We didn't build btrfs-progs 6.3 in Fedora so it could be a regression in 6.3 or 6.3.1.

sharkcz commented 1 year ago

I am going to bisect it, easily reproduced with make test on a s390x machine. Unless someone beats me being faster :-)

sharkcz commented 1 year ago

looks to me 6.3 is OK

sharkcz commented 1 year ago

c979ffd7872257beeae9ddc930f2be2423597e07 is the first bad commit and 164bc10dfc08d8754d23ef0d6d7281e139d6cd53 is the last good

sharkcz commented 1 year ago

If access to a s390x system is needed, please let me know, I can arrange that.

adam900710 commented 1 year ago

Mind to give me the access to an s390x system? You can contact me through wqu@suse.com.

adam900710 commented 1 year ago

Great thanks to @sharkcz for the s390x machine.

The direct cause is pretty straightforward, by somehow preprocessor didn't define __BIG_ENDIAN__, so we got incorrect keys and screws up everything.

Still looking into what's the proper macro to use to determine the endian.

sharkcz commented 1 year ago

You might use AC_C_BIGENDIAN if autotools are being used or rely on the compiler and __BYTE_ORDER__ being __ORDER_LITTLE_ENDIAN__ or __ORDER_BIG_ENDIAN__. There are some guides online about the right detection procedures.
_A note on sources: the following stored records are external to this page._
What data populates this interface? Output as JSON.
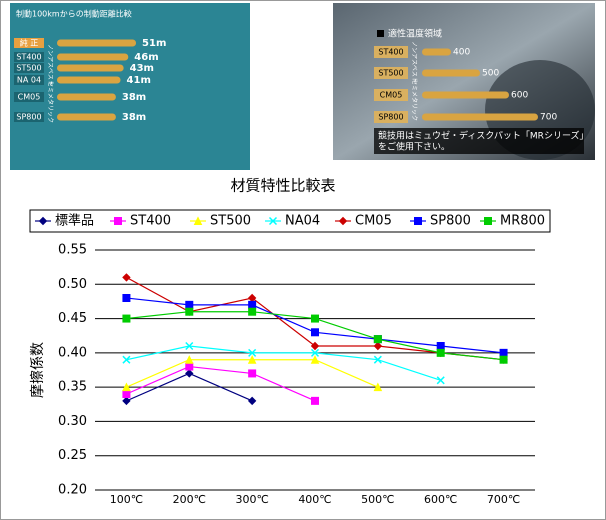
{
  "chart_data": [
    {
      "type": "hbar",
      "title": "制動100kmからの制動距離比較",
      "categories": [
        "純 正",
        "ST400",
        "ST500",
        "NA 04",
        "CM05",
        "SP800"
      ],
      "values": [
        51,
        46,
        43,
        41,
        38,
        38
      ],
      "value_labels": [
        "51m",
        "46m",
        "43m",
        "41m",
        "38m",
        "38m"
      ],
      "group_labels": [
        "ノンアスベスト",
        "セミメタリック"
      ],
      "color": "#d9a441"
    },
    {
      "type": "hbar-temp",
      "title": "適性温度領域",
      "categories": [
        "ST400",
        "ST500",
        "CM05",
        "SP800"
      ],
      "values": [
        400,
        500,
        600,
        700
      ],
      "group_labels": [
        "ノンアスベスト",
        "セミメタリック"
      ],
      "note": [
        "競技用はミュウゼ・ディスクパット「MRシリーズ」",
        "をご使用下さい。"
      ],
      "color": "#d9a441"
    },
    {
      "type": "line",
      "title": "材質特性比較表",
      "y_label": "摩擦係数",
      "categories": [
        "100℃",
        "200℃",
        "300℃",
        "400℃",
        "500℃",
        "600℃",
        "700℃"
      ],
      "ylim": [
        0.2,
        0.55
      ],
      "yticks": [
        {
          "value": 0.2,
          "label": "0.20"
        },
        {
          "value": 0.25,
          "label": "0.25"
        },
        {
          "value": 0.3,
          "label": "0.30"
        },
        {
          "value": 0.35,
          "label": "0.35"
        },
        {
          "value": 0.4,
          "label": "0.40"
        },
        {
          "value": 0.45,
          "label": "0.45"
        },
        {
          "value": 0.5,
          "label": "0.50"
        },
        {
          "value": 0.55,
          "label": "0.55"
        }
      ],
      "grid": true,
      "series": [
        {
          "name": "標準品",
          "color": "#000080",
          "marker": "diamond",
          "values": [
            0.33,
            0.37,
            0.33,
            null,
            null,
            null,
            null
          ]
        },
        {
          "name": "ST400",
          "color": "#ff00ff",
          "marker": "square",
          "values": [
            0.34,
            0.38,
            0.37,
            0.33,
            null,
            null,
            null
          ]
        },
        {
          "name": "ST500",
          "color": "#ffff00",
          "marker": "triangle",
          "values": [
            0.35,
            0.39,
            0.39,
            0.39,
            0.35,
            null,
            null
          ]
        },
        {
          "name": "NA04",
          "color": "#00ffff",
          "marker": "cross",
          "values": [
            0.39,
            0.41,
            0.4,
            0.4,
            0.39,
            0.36,
            null
          ]
        },
        {
          "name": "CM05",
          "color": "#cc0000",
          "marker": "diamond",
          "values": [
            0.51,
            0.46,
            0.48,
            0.41,
            0.41,
            0.4,
            0.39
          ]
        },
        {
          "name": "SP800",
          "color": "#0000ff",
          "marker": "square",
          "values": [
            0.48,
            0.47,
            0.47,
            0.43,
            0.42,
            0.41,
            0.4
          ]
        },
        {
          "name": "MR800",
          "color": "#00cc00",
          "marker": "square",
          "values": [
            0.45,
            0.46,
            0.46,
            0.45,
            0.42,
            0.4,
            0.39
          ]
        }
      ]
    }
  ]
}
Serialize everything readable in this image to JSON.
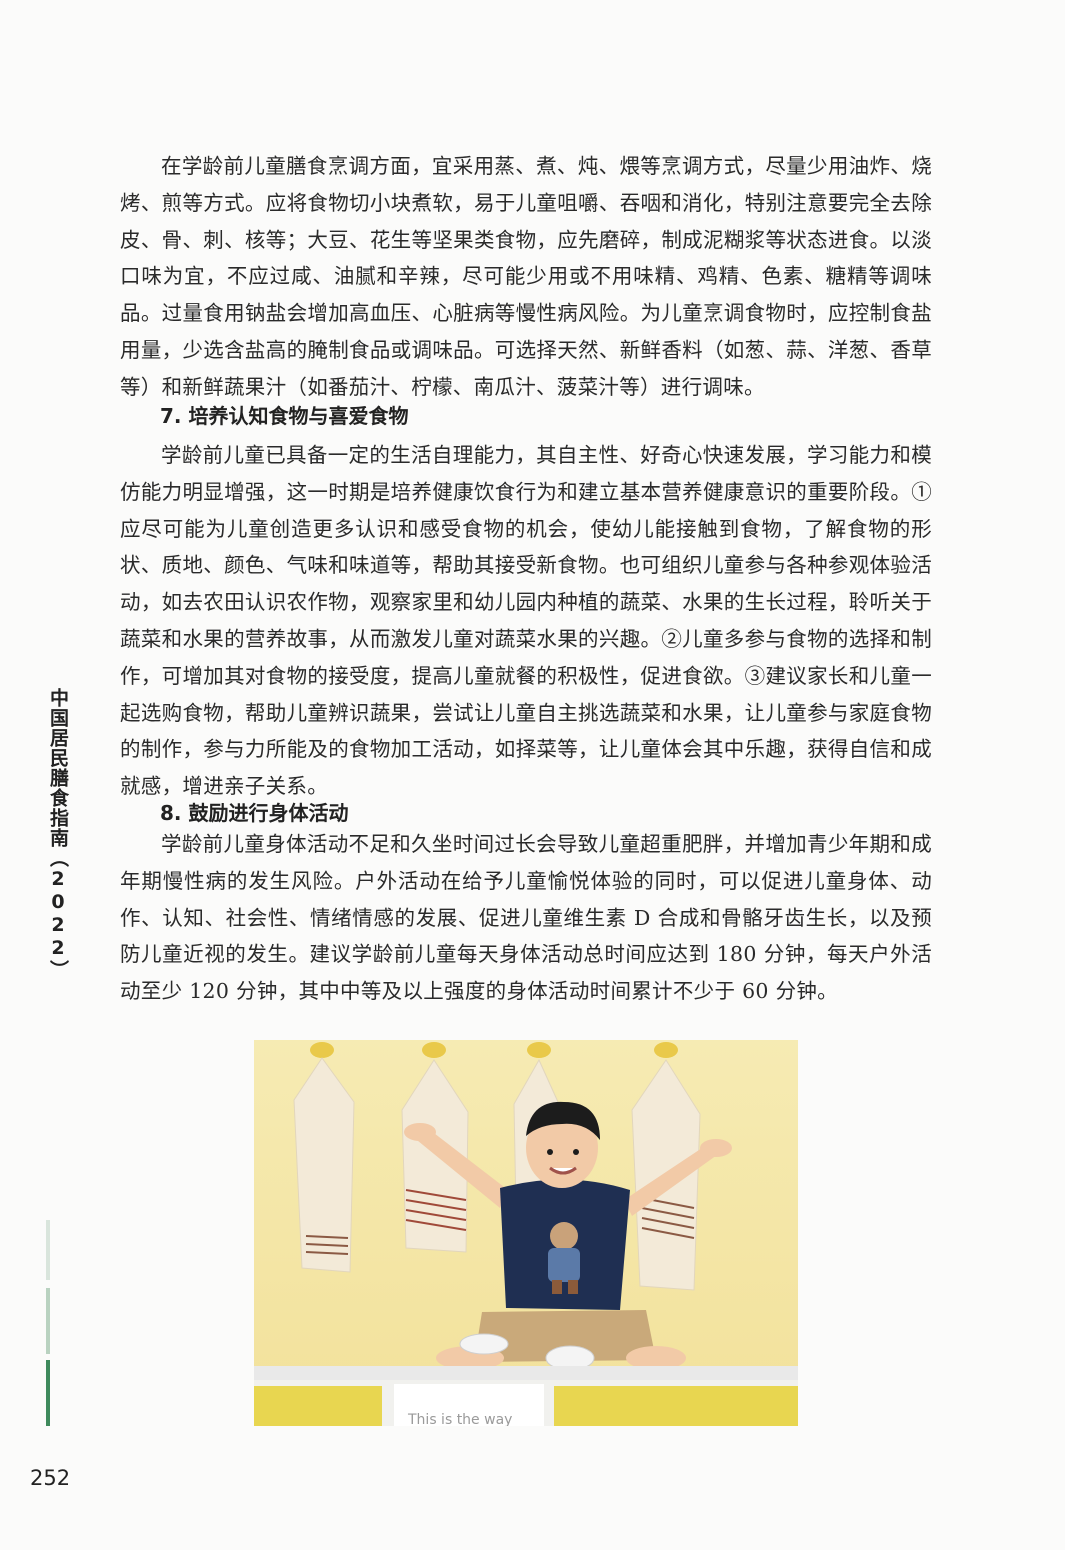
{
  "body": {
    "para1": "在学龄前儿童膳食烹调方面，宜采用蒸、煮、炖、煨等烹调方式，尽量少用油炸、烧烤、煎等方式。应将食物切小块煮软，易于儿童咀嚼、吞咽和消化，特别注意要完全去除皮、骨、刺、核等；大豆、花生等坚果类食物，应先磨碎，制成泥糊浆等状态进食。以淡口味为宜，不应过咸、油腻和辛辣，尽可能少用或不用味精、鸡精、色素、糖精等调味品。过量食用钠盐会增加高血压、心脏病等慢性病风险。为儿童烹调食物时，应控制食盐用量，少选含盐高的腌制食品或调味品。可选择天然、新鲜香料（如葱、蒜、洋葱、香草等）和新鲜蔬果汁（如番茄汁、柠檬、南瓜汁、菠菜汁等）进行调味。",
    "heading7": "7. 培养认知食物与喜爱食物",
    "para2": "学龄前儿童已具备一定的生活自理能力，其自主性、好奇心快速发展，学习能力和模仿能力明显增强，这一时期是培养健康饮食行为和建立基本营养健康意识的重要阶段。①应尽可能为儿童创造更多认识和感受食物的机会，使幼儿能接触到食物，了解食物的形状、质地、颜色、气味和味道等，帮助其接受新食物。也可组织儿童参与各种参观体验活动，如去农田认识农作物，观察家里和幼儿园内种植的蔬菜、水果的生长过程，聆听关于蔬菜和水果的营养故事，从而激发儿童对蔬菜水果的兴趣。②儿童多参与食物的选择和制作，可增加其对食物的接受度，提高儿童就餐的积极性，促进食欲。③建议家长和儿童一起选购食物，帮助儿童辨识蔬果，尝试让儿童自主挑选蔬菜和水果，让儿童参与家庭食物的制作，参与力所能及的食物加工活动，如择菜等，让儿童体会其中乐趣，获得自信和成就感，增进亲子关系。",
    "heading8": "8. 鼓励进行身体活动",
    "para3": "学龄前儿童身体活动不足和久坐时间过长会导致儿童超重肥胖，并增加青少年期和成年期慢性病的发生风险。户外活动在给予儿童愉悦体验的同时，可以促进儿童身体、动作、认知、社会性、情绪情感的发展、促进儿童维生素 D 合成和骨骼牙齿生长，以及预防儿童近视的发生。建议学龄前儿童每天身体活动总时间应达到 180 分钟，每天户外活动至少 120 分钟，其中中等及以上强度的身体活动时间累计不少于 60 分钟。"
  },
  "side_title": "中国居民膳食指南（2022）",
  "page_number": "252",
  "photo": {
    "bench_text": "This is the way"
  },
  "colors": {
    "wall": "#f4e7a8",
    "accent_green": "#3f8a5c"
  }
}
adam900710 commented 1 year ago

I found <bits/endian.h> from glibc providing all the endianness checks, thus I would go __BYTE_ORDER checks against __LITTLE_ENDIAN to send the proper fix.

The synced accessor.h is using the kernel endianness check, which doesn't work with user space headers.

sharkcz commented 1 year ago

There is already an endianness check in https://github.com/kdave/btrfs-progs/blob/master/configure.ac#L45, so I would probably go with it, see eg. https://github.com/chrislim2888/IP2Location-C-Library/pull/58/files for usage. Rather than introducing another dependency and method ...

kdave commented 1 year ago

The header is the copy from kernel so we need to use a check that's compatible on the source level, so the autoconf WORD_BIGENDIAN is not suitable here.

kdave commented 1 year ago

kerncompat.h or kernel-lib/bitops.h use bitops.h:#if __BYTE_ORDER == __BIG_ENDIAN

kdave commented 1 year ago

Qu's fix applied to devel.

sharkcz commented 1 year ago

The header is the copy from kernel so we need to use a check that's compatible on the source level, so the autoconf WORD_BIGENDIAN is not suitable here.

yes, it makes sense, thanks